IARC classified processed meat (cured by nitrite/nitrate, smoking, etc.) as Group 1 carcinogenic to humans in 2015, with strongest evidence for colorectal cancer. Nitrite forms N-nitroso compounds that can cause DNA damage.

Found in
24 products

What it is

Salt mixture used in meat curing, typically containing sodium chloride plus sodium nitrite (Prague Powder #1, ~6.25% nitrite) or sodium nitrite + sodium nitrate (Prague Powder #2). Often dyed pink to distinguish from table salt.

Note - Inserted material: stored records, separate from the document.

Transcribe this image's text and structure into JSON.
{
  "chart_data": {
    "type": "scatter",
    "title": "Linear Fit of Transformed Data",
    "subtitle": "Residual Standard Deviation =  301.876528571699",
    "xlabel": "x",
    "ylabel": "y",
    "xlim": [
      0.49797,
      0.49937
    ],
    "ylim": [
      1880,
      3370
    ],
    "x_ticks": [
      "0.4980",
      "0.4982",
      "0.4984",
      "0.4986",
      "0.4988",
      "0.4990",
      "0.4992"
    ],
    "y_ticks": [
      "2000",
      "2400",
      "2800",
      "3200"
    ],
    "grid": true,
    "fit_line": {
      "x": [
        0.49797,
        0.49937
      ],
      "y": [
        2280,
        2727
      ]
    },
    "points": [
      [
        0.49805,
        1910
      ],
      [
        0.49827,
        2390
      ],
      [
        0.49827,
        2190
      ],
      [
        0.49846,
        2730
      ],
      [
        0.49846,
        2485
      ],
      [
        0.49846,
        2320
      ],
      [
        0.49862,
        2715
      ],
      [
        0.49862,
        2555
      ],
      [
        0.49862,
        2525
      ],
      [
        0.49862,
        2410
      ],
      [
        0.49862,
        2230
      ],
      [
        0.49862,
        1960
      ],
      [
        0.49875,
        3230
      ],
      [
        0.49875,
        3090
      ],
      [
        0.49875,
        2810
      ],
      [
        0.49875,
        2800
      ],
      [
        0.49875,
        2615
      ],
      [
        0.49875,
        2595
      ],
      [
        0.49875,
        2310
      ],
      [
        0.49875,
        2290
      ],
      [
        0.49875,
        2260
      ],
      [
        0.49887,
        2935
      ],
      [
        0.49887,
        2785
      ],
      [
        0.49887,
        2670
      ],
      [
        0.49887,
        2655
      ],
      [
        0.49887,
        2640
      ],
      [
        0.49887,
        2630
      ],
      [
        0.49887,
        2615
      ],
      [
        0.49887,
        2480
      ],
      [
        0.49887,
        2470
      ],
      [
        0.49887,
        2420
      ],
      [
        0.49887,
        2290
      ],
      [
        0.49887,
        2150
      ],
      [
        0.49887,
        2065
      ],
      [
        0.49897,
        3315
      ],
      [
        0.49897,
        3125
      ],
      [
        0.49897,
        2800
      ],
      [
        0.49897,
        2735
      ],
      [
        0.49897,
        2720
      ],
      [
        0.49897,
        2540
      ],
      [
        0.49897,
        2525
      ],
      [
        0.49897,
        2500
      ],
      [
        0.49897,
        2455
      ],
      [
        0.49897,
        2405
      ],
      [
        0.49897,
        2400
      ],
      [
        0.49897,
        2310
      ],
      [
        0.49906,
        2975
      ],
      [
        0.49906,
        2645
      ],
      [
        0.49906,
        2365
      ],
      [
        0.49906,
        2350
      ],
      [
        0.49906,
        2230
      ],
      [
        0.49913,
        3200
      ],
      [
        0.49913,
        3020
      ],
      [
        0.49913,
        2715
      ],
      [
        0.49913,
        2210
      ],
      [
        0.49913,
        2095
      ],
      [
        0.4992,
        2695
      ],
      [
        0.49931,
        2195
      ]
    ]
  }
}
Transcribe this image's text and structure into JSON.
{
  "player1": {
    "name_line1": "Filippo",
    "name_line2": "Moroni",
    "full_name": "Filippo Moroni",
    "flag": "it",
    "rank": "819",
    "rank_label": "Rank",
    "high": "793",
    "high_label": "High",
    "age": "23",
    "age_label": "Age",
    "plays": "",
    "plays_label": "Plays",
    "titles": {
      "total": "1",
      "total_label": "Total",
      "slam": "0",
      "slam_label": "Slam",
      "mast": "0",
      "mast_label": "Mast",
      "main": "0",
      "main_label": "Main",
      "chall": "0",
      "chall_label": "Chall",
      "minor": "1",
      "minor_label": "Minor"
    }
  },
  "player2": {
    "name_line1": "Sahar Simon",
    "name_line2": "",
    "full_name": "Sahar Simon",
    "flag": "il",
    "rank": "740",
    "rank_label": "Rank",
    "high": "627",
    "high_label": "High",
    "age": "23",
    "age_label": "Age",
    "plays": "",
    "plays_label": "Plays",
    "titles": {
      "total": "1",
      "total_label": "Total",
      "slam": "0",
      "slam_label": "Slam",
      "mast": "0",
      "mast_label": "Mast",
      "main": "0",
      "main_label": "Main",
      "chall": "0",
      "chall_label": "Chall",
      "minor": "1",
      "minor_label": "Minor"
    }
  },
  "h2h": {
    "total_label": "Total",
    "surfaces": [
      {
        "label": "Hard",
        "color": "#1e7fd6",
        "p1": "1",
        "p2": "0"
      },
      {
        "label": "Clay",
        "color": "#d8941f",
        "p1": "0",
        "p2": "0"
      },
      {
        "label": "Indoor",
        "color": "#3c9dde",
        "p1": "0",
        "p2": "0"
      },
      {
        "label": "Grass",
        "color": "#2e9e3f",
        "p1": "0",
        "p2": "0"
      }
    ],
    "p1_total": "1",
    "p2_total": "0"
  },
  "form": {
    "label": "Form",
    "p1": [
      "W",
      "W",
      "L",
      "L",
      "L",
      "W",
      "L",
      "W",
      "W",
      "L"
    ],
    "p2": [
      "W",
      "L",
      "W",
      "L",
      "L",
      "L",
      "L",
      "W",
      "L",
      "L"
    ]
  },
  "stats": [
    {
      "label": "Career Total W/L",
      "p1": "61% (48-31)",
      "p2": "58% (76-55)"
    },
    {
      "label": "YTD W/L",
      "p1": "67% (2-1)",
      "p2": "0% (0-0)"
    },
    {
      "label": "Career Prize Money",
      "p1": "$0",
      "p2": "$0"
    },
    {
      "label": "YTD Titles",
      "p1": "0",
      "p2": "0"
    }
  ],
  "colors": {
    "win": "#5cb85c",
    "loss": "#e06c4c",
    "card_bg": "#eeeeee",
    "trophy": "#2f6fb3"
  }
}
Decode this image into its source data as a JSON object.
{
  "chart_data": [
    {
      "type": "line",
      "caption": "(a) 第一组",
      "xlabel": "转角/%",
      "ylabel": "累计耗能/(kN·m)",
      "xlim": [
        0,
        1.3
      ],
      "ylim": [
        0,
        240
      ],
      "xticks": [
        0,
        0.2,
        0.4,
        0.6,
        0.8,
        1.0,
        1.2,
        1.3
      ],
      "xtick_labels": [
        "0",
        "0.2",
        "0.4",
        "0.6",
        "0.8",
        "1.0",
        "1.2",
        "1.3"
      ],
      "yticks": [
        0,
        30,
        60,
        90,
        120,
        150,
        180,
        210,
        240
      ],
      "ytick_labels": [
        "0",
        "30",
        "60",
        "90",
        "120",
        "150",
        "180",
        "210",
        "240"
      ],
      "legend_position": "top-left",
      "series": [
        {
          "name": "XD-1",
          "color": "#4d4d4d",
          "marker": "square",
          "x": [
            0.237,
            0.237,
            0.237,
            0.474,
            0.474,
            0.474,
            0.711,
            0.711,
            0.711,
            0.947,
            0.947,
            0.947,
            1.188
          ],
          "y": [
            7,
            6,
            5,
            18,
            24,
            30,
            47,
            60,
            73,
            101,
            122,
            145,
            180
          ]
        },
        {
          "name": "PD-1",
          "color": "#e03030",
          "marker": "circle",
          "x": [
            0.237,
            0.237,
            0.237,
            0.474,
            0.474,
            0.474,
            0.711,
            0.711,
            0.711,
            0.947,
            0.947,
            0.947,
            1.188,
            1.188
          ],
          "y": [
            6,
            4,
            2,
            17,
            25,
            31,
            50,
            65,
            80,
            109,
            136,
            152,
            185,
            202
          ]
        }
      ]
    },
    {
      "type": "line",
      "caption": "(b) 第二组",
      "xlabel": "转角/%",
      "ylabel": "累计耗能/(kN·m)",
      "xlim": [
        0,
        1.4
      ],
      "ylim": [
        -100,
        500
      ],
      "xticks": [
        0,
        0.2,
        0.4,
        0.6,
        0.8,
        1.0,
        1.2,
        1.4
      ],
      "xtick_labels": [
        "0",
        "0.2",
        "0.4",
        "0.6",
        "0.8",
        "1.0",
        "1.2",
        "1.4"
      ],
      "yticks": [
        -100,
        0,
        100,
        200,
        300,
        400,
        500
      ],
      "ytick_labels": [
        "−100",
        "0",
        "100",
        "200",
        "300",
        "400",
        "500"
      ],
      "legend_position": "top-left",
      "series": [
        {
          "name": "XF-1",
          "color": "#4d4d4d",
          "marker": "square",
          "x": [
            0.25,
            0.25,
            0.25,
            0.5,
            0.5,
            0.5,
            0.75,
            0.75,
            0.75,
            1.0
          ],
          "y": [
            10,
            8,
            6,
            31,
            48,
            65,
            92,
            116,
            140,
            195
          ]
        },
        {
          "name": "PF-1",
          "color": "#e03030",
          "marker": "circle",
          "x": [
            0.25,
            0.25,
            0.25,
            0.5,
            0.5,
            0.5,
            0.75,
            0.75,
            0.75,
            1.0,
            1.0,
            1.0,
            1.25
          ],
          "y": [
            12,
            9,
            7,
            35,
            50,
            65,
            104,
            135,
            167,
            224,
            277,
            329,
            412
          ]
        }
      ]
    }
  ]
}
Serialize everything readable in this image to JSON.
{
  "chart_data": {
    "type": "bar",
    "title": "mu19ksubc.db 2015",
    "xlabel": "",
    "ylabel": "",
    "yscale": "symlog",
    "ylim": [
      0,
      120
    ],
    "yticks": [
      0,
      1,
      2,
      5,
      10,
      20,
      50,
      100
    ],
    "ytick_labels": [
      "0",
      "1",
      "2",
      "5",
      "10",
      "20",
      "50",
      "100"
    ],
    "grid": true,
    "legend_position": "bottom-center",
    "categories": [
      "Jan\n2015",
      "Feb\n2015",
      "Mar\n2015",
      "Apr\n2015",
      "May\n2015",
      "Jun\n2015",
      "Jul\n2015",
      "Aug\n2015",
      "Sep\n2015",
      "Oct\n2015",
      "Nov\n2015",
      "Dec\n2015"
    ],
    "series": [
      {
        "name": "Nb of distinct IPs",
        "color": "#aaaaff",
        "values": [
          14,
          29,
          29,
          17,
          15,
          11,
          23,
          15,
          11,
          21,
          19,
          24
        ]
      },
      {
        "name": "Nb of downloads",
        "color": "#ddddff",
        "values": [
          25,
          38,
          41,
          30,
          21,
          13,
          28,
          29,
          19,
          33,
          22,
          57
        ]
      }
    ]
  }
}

Cures meats; inhibits Clostridium botulinum, develops cured color, contributes flavor.

Why it's flagged

What regulators actually say

"The IARC Monographs Working Group classified the consumption of processed meat as 'carcinogenic to humans' (Group 1) on the basis of sufficient evidence for colorectal cancer."

"Sodium nitrite shall not be used in any product in an amount resulting in more than 200 ppm... in any cured product."

Regulatory status

United States — FDA

Sodium nitrite permitted in cured meat under 9 CFR 424.21 (USDA-FSIS) at limits up to 200 ppm (residual ≤500 ppm).

European Union — EFSA

Authorized as E 250 (sodium nitrite); ADI 0.07 mg/kg bw/day; max levels reduced in 2023 (Reg. 2023/2108).